Saturday, June 10, 2006

Extreme Sports

Extremely dangerous, at least!!!
One of those things about growing up in Southern California, you really don't get much experience of playing in the snow... Making snow angels, snow men, snow forts and having snowball fights, and, of course, sledding...

Leave it to my boy and his friends to decide that snow isn't really necessary for sledding!!!
Lost a shoe!!!


I gave it a few runs.... its a lot of fun, but I was injured a little. Those weeds don't agree with me!!!

More From Friday

Some more of the pictures I took yesterday








Bein' Hassled by THE MAN

Inspired by seeing Lilly's pics, I took my camera with me today. Outside of my bank's Pasadena branch is rather picturesque!!!




I took several shots, when a well dressed guy comes up to me and tells me that the private property that we are on does not allow photography upon its premises.

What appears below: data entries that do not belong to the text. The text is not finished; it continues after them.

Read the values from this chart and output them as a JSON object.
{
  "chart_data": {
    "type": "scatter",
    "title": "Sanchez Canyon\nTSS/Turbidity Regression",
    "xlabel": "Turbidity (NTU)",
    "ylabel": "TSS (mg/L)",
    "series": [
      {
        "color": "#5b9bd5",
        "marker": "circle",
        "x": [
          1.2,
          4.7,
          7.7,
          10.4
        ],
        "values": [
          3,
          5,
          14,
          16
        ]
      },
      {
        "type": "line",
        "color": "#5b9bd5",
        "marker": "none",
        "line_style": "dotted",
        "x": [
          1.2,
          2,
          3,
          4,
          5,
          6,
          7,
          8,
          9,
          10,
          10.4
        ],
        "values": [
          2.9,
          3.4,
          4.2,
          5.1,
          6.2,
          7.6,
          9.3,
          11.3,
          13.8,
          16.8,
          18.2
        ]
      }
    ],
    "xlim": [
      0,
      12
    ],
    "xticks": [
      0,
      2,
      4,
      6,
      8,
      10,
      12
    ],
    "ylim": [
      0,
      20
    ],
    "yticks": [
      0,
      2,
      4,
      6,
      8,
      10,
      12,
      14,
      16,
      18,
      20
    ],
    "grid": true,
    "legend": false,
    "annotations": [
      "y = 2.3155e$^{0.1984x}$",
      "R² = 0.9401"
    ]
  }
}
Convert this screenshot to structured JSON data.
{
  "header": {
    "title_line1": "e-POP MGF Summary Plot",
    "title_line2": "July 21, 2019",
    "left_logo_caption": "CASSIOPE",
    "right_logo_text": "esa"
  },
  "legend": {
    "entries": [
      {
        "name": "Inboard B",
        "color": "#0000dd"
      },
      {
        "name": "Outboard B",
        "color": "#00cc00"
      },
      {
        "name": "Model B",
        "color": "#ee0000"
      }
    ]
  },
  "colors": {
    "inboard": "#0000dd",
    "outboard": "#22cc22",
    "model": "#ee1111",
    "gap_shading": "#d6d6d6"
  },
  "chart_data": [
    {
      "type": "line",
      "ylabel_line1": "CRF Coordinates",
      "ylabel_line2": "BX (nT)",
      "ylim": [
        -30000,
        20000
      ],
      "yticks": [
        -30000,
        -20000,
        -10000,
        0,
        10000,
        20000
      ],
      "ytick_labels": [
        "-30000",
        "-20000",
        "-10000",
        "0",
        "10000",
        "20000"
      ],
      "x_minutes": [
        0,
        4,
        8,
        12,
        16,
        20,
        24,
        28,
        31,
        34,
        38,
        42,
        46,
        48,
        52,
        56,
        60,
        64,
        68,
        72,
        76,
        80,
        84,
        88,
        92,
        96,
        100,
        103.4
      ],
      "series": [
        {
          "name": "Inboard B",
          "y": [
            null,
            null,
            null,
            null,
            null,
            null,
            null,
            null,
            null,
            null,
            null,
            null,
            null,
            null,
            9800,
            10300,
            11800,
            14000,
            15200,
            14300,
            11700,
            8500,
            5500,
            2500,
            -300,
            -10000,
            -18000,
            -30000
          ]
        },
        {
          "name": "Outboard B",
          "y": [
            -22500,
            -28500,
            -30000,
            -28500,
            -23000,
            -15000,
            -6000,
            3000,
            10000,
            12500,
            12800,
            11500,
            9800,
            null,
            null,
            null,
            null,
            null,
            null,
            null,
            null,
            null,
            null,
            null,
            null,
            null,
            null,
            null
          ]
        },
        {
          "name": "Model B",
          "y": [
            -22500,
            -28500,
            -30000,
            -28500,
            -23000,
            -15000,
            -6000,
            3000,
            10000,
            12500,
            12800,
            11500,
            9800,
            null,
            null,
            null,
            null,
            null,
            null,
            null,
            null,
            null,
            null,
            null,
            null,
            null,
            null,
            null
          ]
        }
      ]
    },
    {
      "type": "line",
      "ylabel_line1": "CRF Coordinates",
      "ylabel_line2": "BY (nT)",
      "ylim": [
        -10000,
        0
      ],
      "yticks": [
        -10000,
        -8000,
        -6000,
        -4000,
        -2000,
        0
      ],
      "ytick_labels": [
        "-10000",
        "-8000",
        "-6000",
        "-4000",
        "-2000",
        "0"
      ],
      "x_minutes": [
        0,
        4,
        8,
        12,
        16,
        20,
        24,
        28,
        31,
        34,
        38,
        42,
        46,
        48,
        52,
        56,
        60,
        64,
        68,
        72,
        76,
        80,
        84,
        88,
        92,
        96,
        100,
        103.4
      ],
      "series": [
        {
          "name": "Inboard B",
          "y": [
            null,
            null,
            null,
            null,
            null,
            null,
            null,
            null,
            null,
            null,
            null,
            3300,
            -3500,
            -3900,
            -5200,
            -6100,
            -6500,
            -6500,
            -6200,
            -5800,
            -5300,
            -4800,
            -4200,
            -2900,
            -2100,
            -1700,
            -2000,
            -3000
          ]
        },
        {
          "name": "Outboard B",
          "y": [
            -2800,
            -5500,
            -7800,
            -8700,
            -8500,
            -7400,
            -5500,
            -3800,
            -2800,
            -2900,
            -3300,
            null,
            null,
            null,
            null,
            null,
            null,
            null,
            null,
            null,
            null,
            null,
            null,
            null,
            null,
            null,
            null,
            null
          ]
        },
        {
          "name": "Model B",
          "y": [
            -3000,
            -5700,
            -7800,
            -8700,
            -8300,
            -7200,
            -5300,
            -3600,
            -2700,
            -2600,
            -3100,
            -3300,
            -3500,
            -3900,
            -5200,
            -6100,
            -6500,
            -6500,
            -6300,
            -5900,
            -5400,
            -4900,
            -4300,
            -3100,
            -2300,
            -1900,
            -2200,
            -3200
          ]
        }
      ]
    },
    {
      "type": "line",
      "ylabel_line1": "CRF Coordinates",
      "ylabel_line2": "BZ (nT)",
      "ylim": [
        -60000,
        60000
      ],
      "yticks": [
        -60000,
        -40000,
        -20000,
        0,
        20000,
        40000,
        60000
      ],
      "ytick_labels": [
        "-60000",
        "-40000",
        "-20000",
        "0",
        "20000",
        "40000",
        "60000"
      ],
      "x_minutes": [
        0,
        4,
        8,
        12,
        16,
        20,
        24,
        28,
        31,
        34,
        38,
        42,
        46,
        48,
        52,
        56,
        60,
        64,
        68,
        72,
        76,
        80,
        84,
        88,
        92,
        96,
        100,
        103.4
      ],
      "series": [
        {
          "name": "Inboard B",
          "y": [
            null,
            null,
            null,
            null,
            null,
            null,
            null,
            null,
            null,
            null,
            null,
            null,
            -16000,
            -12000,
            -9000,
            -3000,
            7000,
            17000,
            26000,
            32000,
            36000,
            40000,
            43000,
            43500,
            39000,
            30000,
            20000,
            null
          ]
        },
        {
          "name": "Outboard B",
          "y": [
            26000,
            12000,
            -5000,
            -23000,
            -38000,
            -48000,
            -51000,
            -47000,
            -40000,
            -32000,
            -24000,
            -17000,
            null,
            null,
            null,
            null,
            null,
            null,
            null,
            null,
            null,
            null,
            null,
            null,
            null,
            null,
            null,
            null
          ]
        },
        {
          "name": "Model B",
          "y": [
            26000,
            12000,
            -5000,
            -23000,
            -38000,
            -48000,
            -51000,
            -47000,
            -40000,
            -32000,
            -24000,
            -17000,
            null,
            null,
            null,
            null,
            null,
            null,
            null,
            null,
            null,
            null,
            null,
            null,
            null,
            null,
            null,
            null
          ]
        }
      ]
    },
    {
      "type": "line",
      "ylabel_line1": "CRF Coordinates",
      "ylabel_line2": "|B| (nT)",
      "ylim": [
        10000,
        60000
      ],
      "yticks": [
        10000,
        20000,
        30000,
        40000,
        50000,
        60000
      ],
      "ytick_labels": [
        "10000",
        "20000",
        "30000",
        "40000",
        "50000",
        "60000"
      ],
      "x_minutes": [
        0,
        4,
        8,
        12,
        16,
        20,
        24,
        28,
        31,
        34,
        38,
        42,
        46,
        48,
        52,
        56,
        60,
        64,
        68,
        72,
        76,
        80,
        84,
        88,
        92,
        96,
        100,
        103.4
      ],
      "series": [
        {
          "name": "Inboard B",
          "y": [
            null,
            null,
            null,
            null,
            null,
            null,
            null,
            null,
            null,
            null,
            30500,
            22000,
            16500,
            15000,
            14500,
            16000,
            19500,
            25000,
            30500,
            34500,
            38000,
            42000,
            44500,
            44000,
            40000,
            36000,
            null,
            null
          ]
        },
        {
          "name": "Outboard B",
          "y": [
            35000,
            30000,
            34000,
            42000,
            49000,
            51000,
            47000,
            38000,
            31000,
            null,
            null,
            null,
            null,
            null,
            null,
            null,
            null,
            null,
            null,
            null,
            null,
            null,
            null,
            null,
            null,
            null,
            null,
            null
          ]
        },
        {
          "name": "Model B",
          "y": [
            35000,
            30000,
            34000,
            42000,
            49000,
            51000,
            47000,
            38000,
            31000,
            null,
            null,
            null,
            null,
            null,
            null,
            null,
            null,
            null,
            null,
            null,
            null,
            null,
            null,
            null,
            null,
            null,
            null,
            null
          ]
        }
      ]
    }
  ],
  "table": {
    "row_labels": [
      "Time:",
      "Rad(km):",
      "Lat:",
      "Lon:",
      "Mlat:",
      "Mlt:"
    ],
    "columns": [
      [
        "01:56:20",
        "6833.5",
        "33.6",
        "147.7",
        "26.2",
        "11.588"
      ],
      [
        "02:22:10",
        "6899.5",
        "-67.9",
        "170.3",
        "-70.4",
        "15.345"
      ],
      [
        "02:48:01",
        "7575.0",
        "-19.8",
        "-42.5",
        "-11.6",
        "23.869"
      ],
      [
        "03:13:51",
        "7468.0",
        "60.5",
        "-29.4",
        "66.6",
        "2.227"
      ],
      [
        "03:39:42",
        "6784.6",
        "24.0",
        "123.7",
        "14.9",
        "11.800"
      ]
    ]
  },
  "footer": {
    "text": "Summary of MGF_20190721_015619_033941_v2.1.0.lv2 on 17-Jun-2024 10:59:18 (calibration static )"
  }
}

I immediately put my camera away, said yea yea, I understand....



Of course, later I think of what my proper response should have been


"This is SO going on my blog!!!"

Friday, June 09, 2006

Drive Time

Twenty six miles, twice a day, four days a week. Sometimes its OK, sometimes its all backed up.
Here are some pictures I took while attempting to keep my eyes on the road and my hands on the wheel.

The first five are from last November.


The last two were taken one foggy morning a little more than a month ago.